We get a ton of email from folks with little bits of stories. They're all great, and we enjoy them. They're tasty aperitifs that precede some meatier fare.
But they don't make for great posts on RYS. We sometimes work with the writers to expand the little bits into bigger pieces. We make brilliant suggestions. Writers ignore those. They make better choices. And then the piece appears a few days later. But sometimes there's nothing else to them, and we always feel bad hitting delete.
So, we've saved some of our favorites from October (2006) and they are offered below, unconnected, not thematic, just some little bits of stuff that didn't fit anywhere else.
Sure, this hodge podge of mini-posts may make it seem like we're being lazy, but put those negative thoughts out of your head. We're doing all we can, given that we had a huge crash last night after getting into the leftover Halloween stuff.
- I got a frantic email this evening from a student in my mid-level undergrad course. She just now realized - 9 weeks into the term - that she took and completed this same course last year. It's exactly the same course, with the same title and course number, the same textbook and the same assignments. She wrote that she "didn't know" that she had taken the course before. I'm sure she didn't know, because she's been too busy playing Tetris on her cellphone.
- It might be worth pointing out that ratemyprofessors.com now allows students to upload pictures of their profs for public viewing. "Ohhh Snap!" it ever-so-articulately states. "RateMyProfessors.com just launched Professor Pictures! Bust out your camera phone and upload your professor's picture today!"
- I am tired of babysitting my students. I feel as if I'm in middle school, reminding them to do things like bring a pen to class, bring their books, turn off their phones, put the fucking newspaper down, stop fidgeting, close up the potato chips, take their feet off the desk (and put their flip flops back on!) I have told students several times this semester to quit talking while someone else is talking, to not come to class 40 minutes late, to not take phone calls during class. They sit there with the most perplexed looks.
- I assigned an evaluation essay to my class, and I specified a thorough evaluation of at least three brands or items from a single product line - three different toothpastes, three different kinds of multi-grain bread, etc. The example we read in our textbook actually was a cute student essay about three different brands of soda that the writer had inventively evaluated for taste, after-taste, coolness factor, cost, and nutritional value. This one student wrote a paper that was about the first time he tasted his grandfather's beef jerky and how much he liked it. I gave the paper back after class with the D and he blew a gasket. Don't I know how hard he worked on it? Didn't I know that he went to the trouble to have his mom proofread it - "And she lives all the way in Pennsylvania!"
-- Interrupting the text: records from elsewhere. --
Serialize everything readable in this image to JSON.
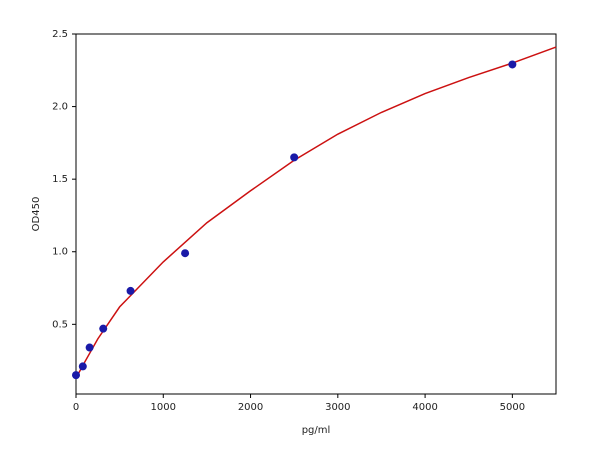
{
  "chart_data": {
    "type": "scatter",
    "x_label": "pg/ml",
    "y_label": "OD450",
    "xlim": [
      0,
      5500
    ],
    "xticks": [
      0,
      1000,
      2000,
      3000,
      4000,
      5000
    ],
    "ylim": [
      0.02,
      2.5
    ],
    "yticks": [
      0.5,
      {
        "value": 1,
        "label": "1.0"
      },
      1.5,
      {
        "value": 2,
        "label": "2.0"
      },
      2.5
    ],
    "series": [
      {
        "type": "line",
        "color": "#cc1111",
        "x": [
          0,
          100,
          250,
          500,
          1000,
          1500,
          2000,
          2500,
          3000,
          3500,
          4000,
          4500,
          5000,
          5500
        ],
        "values": [
          0.13,
          0.24,
          0.4,
          0.62,
          0.93,
          1.2,
          1.42,
          1.63,
          1.81,
          1.96,
          2.09,
          2.2,
          2.3,
          2.41
        ]
      },
      {
        "type": "scatter",
        "color": "#1a1aa8",
        "x": [
          0,
          78,
          156,
          312,
          625,
          1250,
          2500,
          5000
        ],
        "values": [
          0.15,
          0.21,
          0.34,
          0.47,
          0.73,
          0.99,
          1.65,
          2.29
        ]
      }
    ]
  }
}
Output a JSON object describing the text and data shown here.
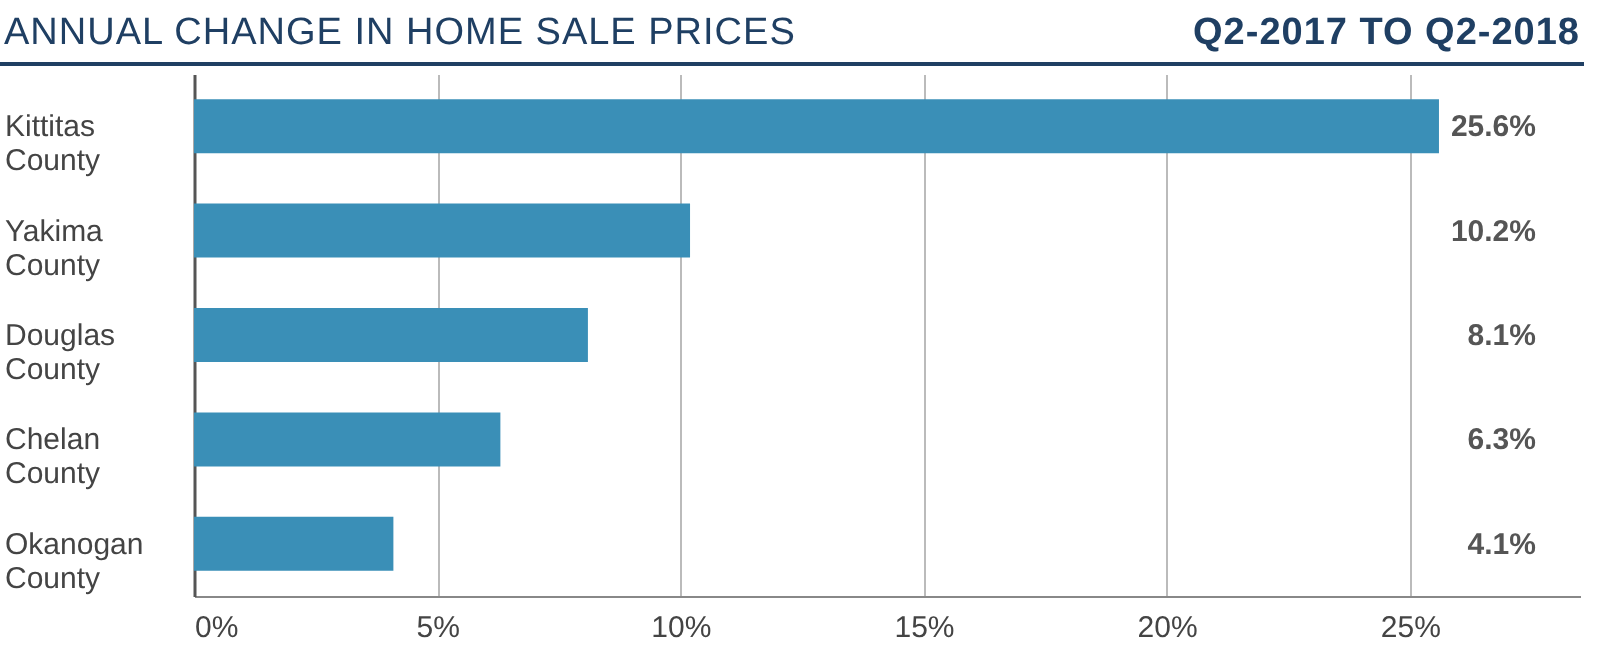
{
  "chart_data": {
    "type": "bar",
    "orientation": "horizontal",
    "title": "ANNUAL CHANGE IN HOME SALE PRICES",
    "subtitle": "Q2-2017 TO Q2-2018",
    "categories": [
      "Kittitas County",
      "Yakima County",
      "Douglas County",
      "Chelan County",
      "Okanogan County"
    ],
    "values": [
      25.6,
      10.2,
      8.1,
      6.3,
      4.1
    ],
    "value_labels": [
      "25.6%",
      "10.2%",
      "8.1%",
      "6.3%",
      "4.1%"
    ],
    "color": "#3a8fb7",
    "xlim": [
      0,
      28.5
    ],
    "xticks": [
      {
        "value": 0,
        "label": "0%"
      },
      {
        "value": 5,
        "label": "5%"
      },
      {
        "value": 10,
        "label": "10%"
      },
      {
        "value": 15,
        "label": "15%"
      },
      {
        "value": 20,
        "label": "20%"
      },
      {
        "value": 25,
        "label": "25%"
      }
    ],
    "grid": "x"
  }
}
- I get a paper that's a C. I give it a B. And then the mommy calls me – at home – demanding to know why I didn't give it an A. After all, mommy's S.L.G. (Special Little Genius) absolutely MUST go to Harvard or Oxford or Yale or Cambridge or wherever, and if I don't give S.L.G. an "A," mommy and daddy will have 'a talk' with the principal and pull the student - and all that tuition - from our school and send S.L.G. to a private school where he *will* get an A.
- Let's just be clear on one thing. Sometimes they ARE pajama pants. Yes, the ones with the little slit in the front. And the guy in my 4:30 pm class who consistently wears them really shouldn't sit in a wide V-position, with one leg bent up on the chair next to him. This should be especially true when he's not wearing underwear. When the other guys in class berated him for it earlier in the semester, he grabbed his crotch and said, "I'm just giving the ladies a little something to think about."
- You guys need to post more listings of students to avoid. I'm just getting going in this business, and I can't tell the regular ass-kissers from the ass-kissers who are going to be a problem after that first bad grade. Is there a system?
- On the first day of class I introduce myself as Professor Hewitt. I do not use my first name around the students. I do not sign my e-mails with my first name. And yet in class and in e-mail the students seem to feel free to call me Richard, Rick, or Dick. Here's a hint, Mr. and Miss Bad Manners: if you don' t know which nickname someone uses, use their last name instead. And here's another hint: if someone is in a position of authority over you, and is two or three times your age, you might want to try formality as a sign of respect. Just an idea.
- Where on earth do students get the idea that I am going to postpone their exam because their boyfriend's mother had a foot operation? Unless I drove over this person's foot in my own car, it's not a story I'm interested in.
- If a cell phone goes off in class, I send that student home, mark him/her absent, and give the rest of the class a pop-quiz. The student with the phone gets a zero, of course. This way, I punish the entire class for one student’s mistake. It breeds a general hostility between class members and toward the offensive student. But I'm never bothered by cell phones again. Grow up or get out. Make room for someone who still gives a shit.